Throughout this game, Rodon was cruising with his velocity. While he did hit 97 miles per hour a few times, he mainly sat in the 94 to 95 area. Logic would make you guess that would decrease as his outing progressed. Somehow, his velocity got better. One of the three balls to Ramirez in that seventh inning at-bat was a 97.3 mph fastball, which at the time was his highest in the ninth. After a quick 1-2-3 inning in the 8th to get him three outs away from Major League Baseball’s first perfect game in nine years, Rodon threw his three hardest pitches in the ninth. Sitting at the top was a 98.8 mph ball, which was thrown to the last batter of the game.
Three Outs Away
The ninth itself started with all awake eyes (these events occurred well after 10:00 PM) watching Rodon take the mound. As all potential perfect games have, the first three batters of the ninth inning were the 7th, 8th and 9th hitters in the opposing lineup.
First up to bat was right fielder Josh Naylor. On the third pitch of the at-bat, he hit a slow roller to first base. Hustling down the line, Naylor saw an opportunity to beat first baseman Jose Abreu to the bag. Both men, combining to weigh nearly 500 pounds, slid into the base. Abreu feet first, Naylor head first. It was really close, but Abreu just beat him. The call was out. After video review, it was confirmed. Two outs away.
In stepped Perez. He had easily been the best batter in the Indians lineup all game. On an 0-2 count, Rodon had a chance to send him away. He threw a nasty slider cutting in on the right-handed batter. And it hit him. Right in the foot. As Perez took his base, morale was low. Rodon had blown it. But wait, the perfect game was over, but the no-hitter was not. You can hit a batter and still get a no-hitter; ask Musgrove, who did it less than a week before.

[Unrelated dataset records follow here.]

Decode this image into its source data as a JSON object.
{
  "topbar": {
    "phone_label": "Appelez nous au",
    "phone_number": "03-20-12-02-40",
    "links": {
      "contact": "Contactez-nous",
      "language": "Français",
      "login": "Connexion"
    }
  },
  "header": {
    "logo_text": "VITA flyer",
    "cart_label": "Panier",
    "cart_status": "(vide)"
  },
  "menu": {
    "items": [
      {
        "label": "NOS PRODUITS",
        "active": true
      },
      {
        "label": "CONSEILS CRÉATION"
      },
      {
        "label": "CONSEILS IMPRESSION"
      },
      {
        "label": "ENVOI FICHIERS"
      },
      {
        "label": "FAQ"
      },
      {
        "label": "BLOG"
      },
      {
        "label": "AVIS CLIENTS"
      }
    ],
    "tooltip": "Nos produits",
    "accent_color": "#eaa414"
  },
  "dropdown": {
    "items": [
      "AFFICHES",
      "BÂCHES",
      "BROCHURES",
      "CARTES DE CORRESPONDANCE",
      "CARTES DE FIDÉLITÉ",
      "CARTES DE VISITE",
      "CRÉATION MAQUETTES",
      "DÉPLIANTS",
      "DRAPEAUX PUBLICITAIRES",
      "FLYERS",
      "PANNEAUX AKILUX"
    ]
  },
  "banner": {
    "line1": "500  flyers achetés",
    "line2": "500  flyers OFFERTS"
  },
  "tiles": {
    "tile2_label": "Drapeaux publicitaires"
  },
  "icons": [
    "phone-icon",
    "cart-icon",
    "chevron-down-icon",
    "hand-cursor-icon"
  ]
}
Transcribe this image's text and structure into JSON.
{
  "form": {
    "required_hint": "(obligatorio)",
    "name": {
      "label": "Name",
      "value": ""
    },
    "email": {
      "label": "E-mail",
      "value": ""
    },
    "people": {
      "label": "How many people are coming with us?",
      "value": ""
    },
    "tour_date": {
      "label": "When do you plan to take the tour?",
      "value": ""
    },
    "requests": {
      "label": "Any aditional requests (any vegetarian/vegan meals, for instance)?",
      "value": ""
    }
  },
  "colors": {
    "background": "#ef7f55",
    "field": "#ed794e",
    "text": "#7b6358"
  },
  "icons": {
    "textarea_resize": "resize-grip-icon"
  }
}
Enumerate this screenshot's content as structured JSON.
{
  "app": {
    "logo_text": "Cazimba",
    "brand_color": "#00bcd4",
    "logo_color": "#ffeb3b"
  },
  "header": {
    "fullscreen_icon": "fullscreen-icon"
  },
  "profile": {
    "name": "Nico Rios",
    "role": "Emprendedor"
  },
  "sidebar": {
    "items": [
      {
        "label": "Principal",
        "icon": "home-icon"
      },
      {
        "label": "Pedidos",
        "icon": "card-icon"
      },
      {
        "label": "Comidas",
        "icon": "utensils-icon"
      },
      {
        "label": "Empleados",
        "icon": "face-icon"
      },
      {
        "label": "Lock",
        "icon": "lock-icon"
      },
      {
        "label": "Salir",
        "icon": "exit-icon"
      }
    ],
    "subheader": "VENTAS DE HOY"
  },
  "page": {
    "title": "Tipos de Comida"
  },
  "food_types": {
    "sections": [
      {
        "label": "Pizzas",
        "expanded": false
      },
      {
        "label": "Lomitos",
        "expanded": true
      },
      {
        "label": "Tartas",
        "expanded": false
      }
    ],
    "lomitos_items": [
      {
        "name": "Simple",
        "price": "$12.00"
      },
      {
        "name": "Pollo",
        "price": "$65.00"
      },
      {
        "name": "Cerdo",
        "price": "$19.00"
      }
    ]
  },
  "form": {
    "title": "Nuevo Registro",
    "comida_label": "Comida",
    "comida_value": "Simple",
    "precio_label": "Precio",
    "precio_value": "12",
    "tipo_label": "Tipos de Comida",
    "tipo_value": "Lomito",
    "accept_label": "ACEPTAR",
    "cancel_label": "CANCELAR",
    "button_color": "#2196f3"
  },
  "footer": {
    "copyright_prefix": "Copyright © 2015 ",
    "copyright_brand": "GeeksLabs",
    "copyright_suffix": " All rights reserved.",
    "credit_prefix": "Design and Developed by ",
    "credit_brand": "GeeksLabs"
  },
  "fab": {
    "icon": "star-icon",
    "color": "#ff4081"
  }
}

Now two-outs, or one groundball to an infielder away from a no-hitter, Yu Chang was up to hit. He struck out pretty quickly, for Rodon’s seventh and final K of the night. All that was left was leadoff hitter Jordan Luplow. It took eight pitches, but Rodon finally was able to get Luplow to ground one to third base. Seconds later, he had done it.
While completing the 4th perfect game in White Sox history did not happen, Rodon instead pitched the 20th no-hitter in the franchise’s history. It may not have been perfect, but the Miami native put himself into the history books, one way or another.